100 days and many more decisions

100 days and many more decisions
"European flags in front of the Berlaymont building, headquarters of the European commission in Brussels."

Theresa May’s launch was supposed to be the first of a long series of speeches: setting out the primary colours of her leadership campaign. In the end it was her last campaign speech too, as the process was cut short by the departure of Andrea Leadsom.

Looking at this and her previous public statements, what can we surmise about her policy agenda as Prime Minister?

In May’s announcement of her leadership bid, she championed an “open, inclusive, One Nation agenda”, targeting the injustices of racial, social and gender inequality.

Her strategy was clear: “serious social reform”. But meaningful details of her tactics were thin on the ground. There is a policy vacuum to be filled here, and an opportunity for British business to help fill it.


May has confirmed she would not seek an early election, arguing that the Conservative Party has a responsibility to deliver on its 2015 manifesto.

According to MPs in her team, this move was largely to appease her Parliamentary party, many of whom are in marginal seats and extremely nervous of facing voters, having recently been on the wrong side of the EU referendum vote.

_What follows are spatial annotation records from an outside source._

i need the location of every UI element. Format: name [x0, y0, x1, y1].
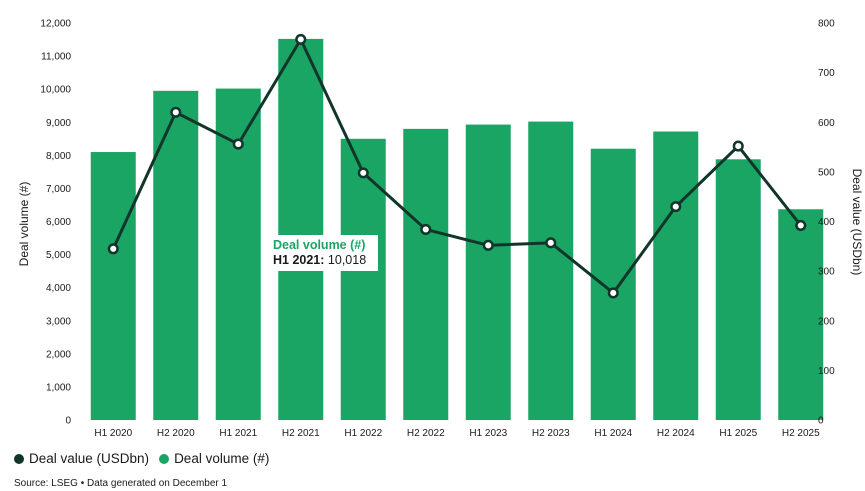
x-tick-label: H2 2024: [657, 428, 695, 439]
point-h1-2023[interactable]: [482, 239, 494, 251]
x-tick-label: H2 2021: [282, 428, 320, 439]
point-h1-2025[interactable]: [732, 140, 744, 152]
bar-h1-2021[interactable]: [215, 88, 261, 420]
tooltip-title: Deal volume (#): [273, 238, 366, 252]
tooltip-period: H1 2021:: [273, 253, 325, 267]
bar-h2-2022[interactable]: [403, 128, 449, 420]
bar-h1-2025[interactable]: [715, 159, 761, 420]
x-axis-ticks: H1 2020 H2 2020 H1 2021 H2 2021 H1 2022 H2 20…: [94, 428, 820, 439]
source-note: Source: LSEG • Data generated on Decembe…: [14, 478, 228, 489]
right-tick-label: 500: [818, 167, 835, 178]
point-h1-2024[interactable]: [607, 287, 619, 299]
left-tick-label: 7,000: [46, 184, 71, 195]
point-h2-2022[interactable]: [420, 223, 432, 235]
left-tick-label: 9,000: [46, 118, 71, 129]
point-h2-2025[interactable]: [795, 219, 807, 232]
tooltip-value-line: H1 2021: 10,018: [273, 253, 373, 268]
bar-h2-2020[interactable]: [153, 90, 199, 420]
data-tooltip: Deal volume (#) H1 2021: 10,018: [268, 235, 378, 271]
legend-item-deal-value[interactable]: Deal value (USDbn): [14, 451, 149, 466]
bar-h2-2024[interactable]: [653, 131, 699, 420]
right-tick-label: 400: [818, 217, 835, 228]
x-tick-label: H1 2024: [594, 428, 632, 439]
x-tick-label: H1 2020: [94, 428, 132, 439]
bar-h2-2023[interactable]: [528, 121, 574, 421]
legend-swatch-deal-volume: [159, 453, 170, 464]
legend-item-deal-volume[interactable]: Deal volume (#): [159, 451, 269, 466]
point-h1-2021[interactable]: [232, 138, 244, 150]
point-h2-2021[interactable]: [295, 33, 307, 45]
x-tick-label: H2 2020: [157, 428, 195, 439]
x-tick-label: H1 2022: [344, 428, 382, 439]
left-tick-label: 6,000: [46, 217, 71, 228]
point-h1-2022[interactable]: [357, 167, 369, 179]
legend-swatch-deal-value: [14, 453, 24, 464]
right-axis-title: Deal value (USDbn): [850, 169, 864, 276]
bar-h2-2021[interactable]: [278, 38, 324, 420]
left-tick-label: 11,000: [41, 52, 71, 63]
left-tick-label: 1,000: [46, 382, 71, 393]
point-h2-2020[interactable]: [170, 106, 182, 118]
right-tick-label: 800: [818, 19, 835, 30]
point-h1-2020[interactable]: [107, 243, 119, 255]
deal-value-line: [111, 37, 802, 295]
left-tick-label: 8,000: [46, 151, 71, 162]
x-tick-label: H2 2022: [407, 428, 445, 439]
right-tick-label: 300: [818, 267, 835, 278]
line-group: [107, 33, 807, 299]
left-tick-label: 5,000: [46, 250, 71, 261]
left-tick-label: 12,000: [40, 19, 71, 30]
point-h2-2023[interactable]: [545, 237, 557, 249]
right-axis-ticks: 0 100 200 300 400 500 600 700 800: [818, 19, 835, 427]
right-tick-label: 100: [818, 366, 835, 377]
x-tick-label: H1 2025: [719, 428, 757, 439]
bar-h1-2023[interactable]: [465, 124, 511, 421]
right-tick-label: 600: [818, 118, 835, 129]
left-tick-label: 4,000: [46, 283, 71, 294]
left-axis-ticks: 0 1,000 2,000 3,000 4,000 5,000 6,000 7,000 8,00…: [40, 19, 71, 427]
left-tick-label: 0: [65, 416, 71, 427]
x-tick-label: H1 2023: [469, 428, 507, 439]
left-tick-label: 2,000: [46, 349, 71, 360]
bar-h2-2025[interactable]: [778, 209, 824, 420]
right-tick-label: 700: [818, 68, 835, 79]
x-tick-label: H1 2021: [219, 428, 257, 439]
x-tick-label: H2 2023: [532, 428, 570, 439]
right-tick-label: 200: [818, 316, 835, 327]
left-tick-label: 3,000: [46, 316, 71, 327]
x-tick-label: H2 2025: [782, 428, 820, 439]
bars-group: [90, 38, 824, 421]
bar-h1-2022[interactable]: [340, 138, 386, 420]
chart-legend: Deal value (USDbn) Deal volume (#): [14, 451, 279, 466]
bar-h1-2024[interactable]: [590, 148, 636, 420]
tooltip-value: 10,018: [327, 253, 367, 267]
legend-label-deal-value: Deal value (USDbn): [29, 451, 150, 466]
point-h2-2024[interactable]: [670, 201, 682, 213]
left-axis-title: Deal volume (#): [17, 182, 31, 267]
legend-label-deal-volume: Deal volume (#): [174, 451, 270, 466]
left-tick-label: 10,000: [40, 85, 71, 96]
bar-h1-2020[interactable]: [90, 152, 136, 420]
right-tick-label: 0: [818, 416, 824, 427]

But this is a simplification. Her pitch was also a pitch for stability and continuity – for more of the same, not a radical departure.

Whether this applies to Cameron’s existing policies over and above the Tory manifesto (for example, the sugar tax) remains to be seen.

Conservative with a capital C

May has promised to make “Britain a country that works for everyone – whoever you are, and wherever you’re from.”

This is a common trope from centrist politicians, but her explanation was firmly Conservative – with some sharp criticism for key Osbornite and Brownite planks of economic management. For example: the difficult impact of VAT rises to the cost of higher energy prices, and the harm done by Quantitative Easing to those who aren’t already on the property ladder.

As a former local Councillor, May is also likely to feel a greater and more genuine sympathy with this agenda than the Cameron-Osborne duo ever did.

Clarity on economic policy?
This week May also promised an activist state that would intervene directly in markets, with more Treasury-backed project bonds for new infrastructure projects, more housebuilding, and a ”proper industrial strategy”. Again this is not controversial ground.

Every MP in Parliament agrees that we need more housebuilding. The controversy is always over how – in detail – this will achieved. Will May sanction green-belt building? Garden cities? Major reductions in planning controls?

Of course, what gives May more economic flexibility is her junking of the Osborne fiscal rules, requiring a surplus in the public finances by 2018. She has given herself much more room for manoeuvre.

Clamping down on business

May intends to get tough on irresponsible behaviour in big business, including on tax avoidance and evasion. This is firmly pitched towards centrist voters.

She has also called for reform corporate governance – by borrowing ideas from the Unite union, placing workers’ representatives on boards and challenging executive pay with new transparency rules.

May wants to intervene: not leave well alone.

This is not a radical departure for her. Back in 2013 May was already arguing that, “where businesses abuse their market position to keep prices high, we should be prepared to make sure the market works in the public interest”.

She has been developing a broader and more critical view of the British economy for some time and it is ingrained deeply in her politics, and the politics of her team. We have yet to understand the detail: but there will be much more where this came from.